'list' object has no attribute 'lower' issue in wordnet synsets

4.1k views Asked by At

I am attempting to write a function that will return a list of NLTK definitions for the 'tokens' tokenized from a text document subject to constraint of part of speech of the word.

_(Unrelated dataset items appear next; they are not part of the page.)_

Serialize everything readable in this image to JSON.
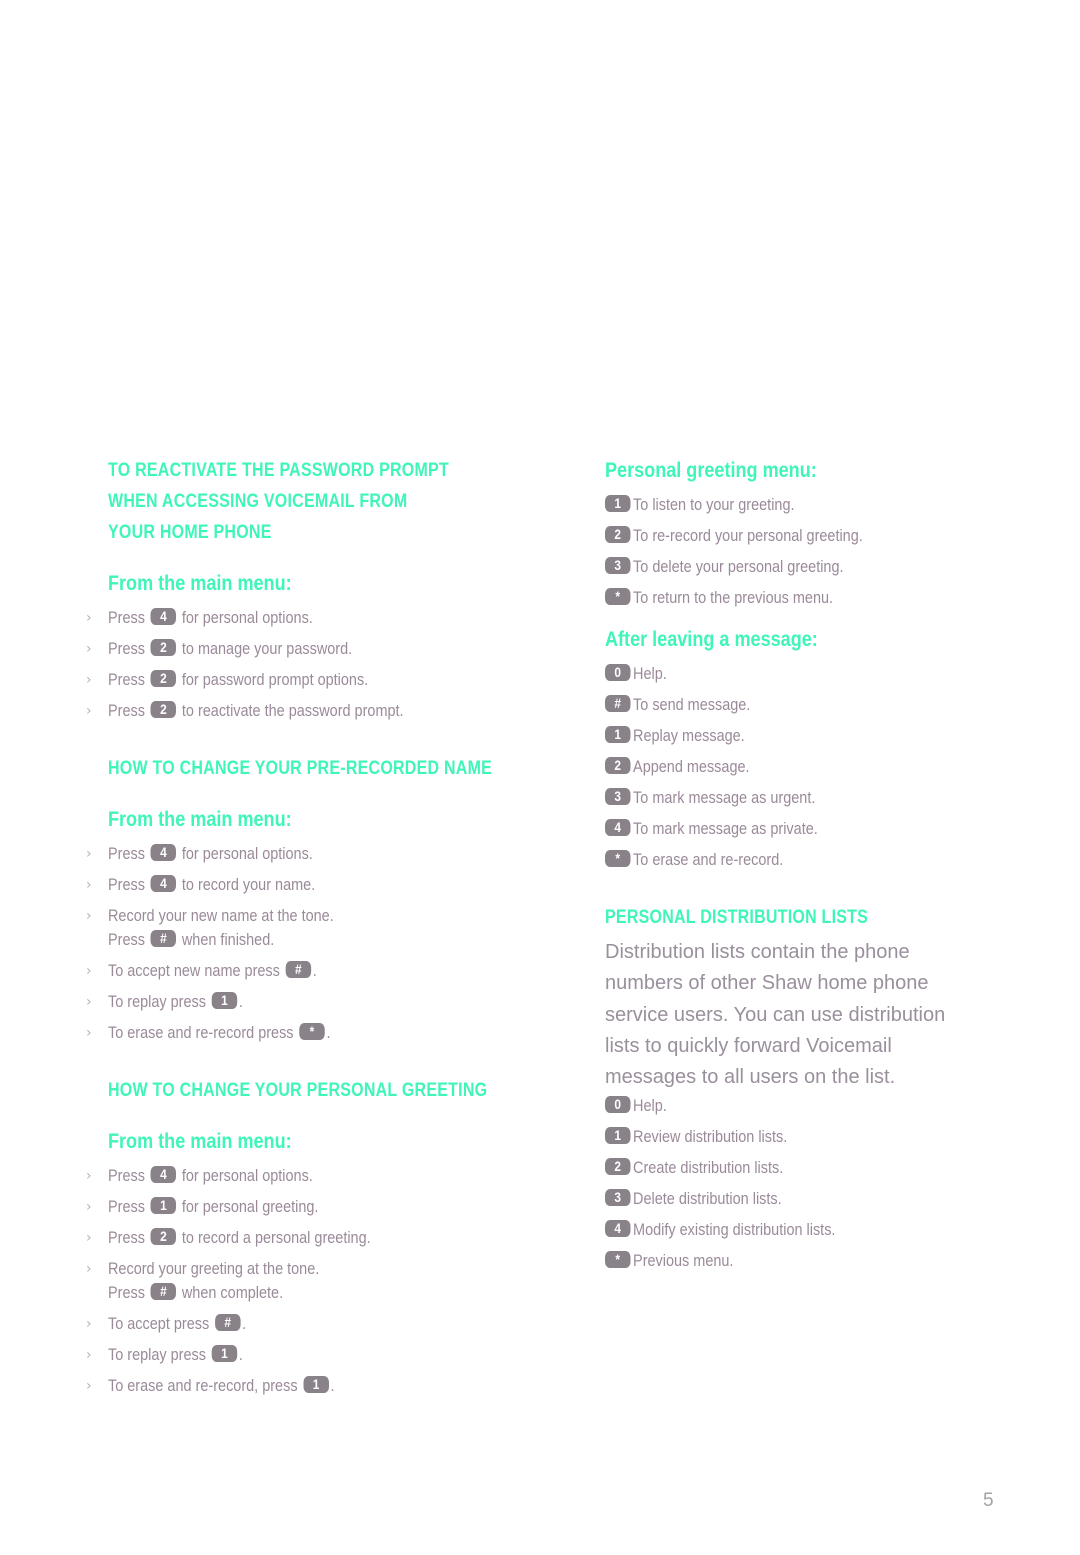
{
  "left": {
    "section1": {
      "title_lines": [
        "TO REACTIVATE THE PASSWORD PROMPT",
        "WHEN ACCESSING VOICEMAIL FROM",
        "YOUR HOME PHONE"
      ],
      "subheading": "From the main menu:",
      "steps": [
        {
          "pre": "Press",
          "key": "4",
          "post": "for personal options."
        },
        {
          "pre": "Press",
          "key": "2",
          "post": "to manage your password."
        },
        {
          "pre": "Press",
          "key": "2",
          "post": "for password prompt options."
        },
        {
          "pre": "Press",
          "key": "2",
          "post": "to reactivate the password prompt."
        }
      ]
    },
    "section2": {
      "title": "HOW TO CHANGE YOUR PRE-RECORDED NAME",
      "subheading": "From the main menu:",
      "steps": [
        {
          "pre": "Press",
          "key": "4",
          "post": "for personal options."
        },
        {
          "pre": "Press",
          "key": "4",
          "post": "to record your name."
        },
        {
          "line1": "Record your new name at the tone.",
          "pre": "Press",
          "key": "#",
          "post": "when finished."
        },
        {
          "pre": "To accept new name press",
          "key": "#",
          "post": "."
        },
        {
          "pre": "To replay press",
          "key": "1",
          "post": "."
        },
        {
          "pre": "To erase and re-record press",
          "key": "*",
          "post": "."
        }
      ]
    },
    "section3": {
      "title": "HOW TO CHANGE YOUR PERSONAL GREETING",
      "subheading": "From the main menu:",
      "steps": [
        {
          "pre": "Press",
          "key": "4",
          "post": "for personal options."
        },
        {
          "pre": "Press",
          "key": "1",
          "post": "for personal greeting."
        },
        {
          "pre": "Press",
          "key": "2",
          "post": "to record a personal greeting."
        },
        {
          "line1": "Record your greeting at the tone.",
          "pre": "Press",
          "key": "#",
          "post": "when complete."
        },
        {
          "pre": "To accept press",
          "key": "#",
          "post": "."
        },
        {
          "pre": "To replay press",
          "key": "1",
          "post": "."
        },
        {
          "pre": "To erase and re-record, press",
          "key": "1",
          "post": "."
        }
      ]
    }
  },
  "right": {
    "greeting_menu": {
      "heading": "Personal greeting menu:",
      "items": [
        {
          "key": "1",
          "text": "To listen to your greeting."
        },
        {
          "key": "2",
          "text": "To re-record your personal greeting."
        },
        {
          "key": "3",
          "text": "To delete your personal greeting."
        },
        {
          "key": "*",
          "text": "To return to the previous menu."
        }
      ]
    },
    "after_message": {
      "heading": "After leaving a message:",
      "items": [
        {
          "key": "0",
          "text": "Help."
        },
        {
          "key": "#",
          "text": "To send message."
        },
        {
          "key": "1",
          "text": "Replay message."
        },
        {
          "key": "2",
          "text": "Append message."
        },
        {
          "key": "3",
          "text": "To mark message as urgent."
        },
        {
          "key": "4",
          "text": "To mark message as private."
        },
        {
          "key": "*",
          "text": "To erase and re-record."
        }
      ]
    },
    "distribution": {
      "title": "PERSONAL DISTRIBUTION LISTS",
      "paragraph_lines": [
        "Distribution lists contain the phone",
        "numbers of other Shaw home phone",
        "service users. You can use distribution",
        "lists to quickly forward Voicemail",
        "messages to all users on the list."
      ],
      "items": [
        {
          "key": "0",
          "text": "Help."
        },
        {
          "key": "1",
          "text": "Review distribution lists."
        },
        {
          "key": "2",
          "text": "Create distribution lists."
        },
        {
          "key": "3",
          "text": "Delete distribution lists."
        },
        {
          "key": "4",
          "text": "Modify existing distribution lists."
        },
        {
          "key": "*",
          "text": "Previous menu."
        }
      ]
    }
  },
  "page_number": "5",
  "colors": {
    "heading": "#3ff5b8",
    "body": "#9a8a99",
    "key_badge": "#8a8289"
  }
}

I first converted the tag given by nltk.pos_tag to the tag used by wordnet.synsets and then applied .word_tokenize(), .pos_tag(), .synsets in turn, as seen in the following code:

import numpy as np
import nltk
from nltk.corpus import wordnet as wn
import pandas as pd

#convert the tag to the one used by wordnet.synsets

def convert_tag(tag):    
    tag_dict = {'N': 'n', 'J': 'a', 'R': 'r', 'V': 'v'}
    try:
        return tag_dict[tag[0]]
    except KeyError:
        return None

#tokenize, tag, and find synsets (give the first match between each 'token' and 'word net_tag')

def doc_to_synsets(doc):

    token = nltk.word_tokenize(doc)
    tag = nltk.pos_tag(token)
    wordnet_tag = convert_tag(tag)
    syns = wn.synsets(token, wordnet_tag)

    return syns[0]

#test
doc = 'document is a test'
doc_to_synsets(doc)

which, if programmed correctly, should return something like

[Synset('document.n.01'), Synset('be.v.01'), Synset('test.n.01')]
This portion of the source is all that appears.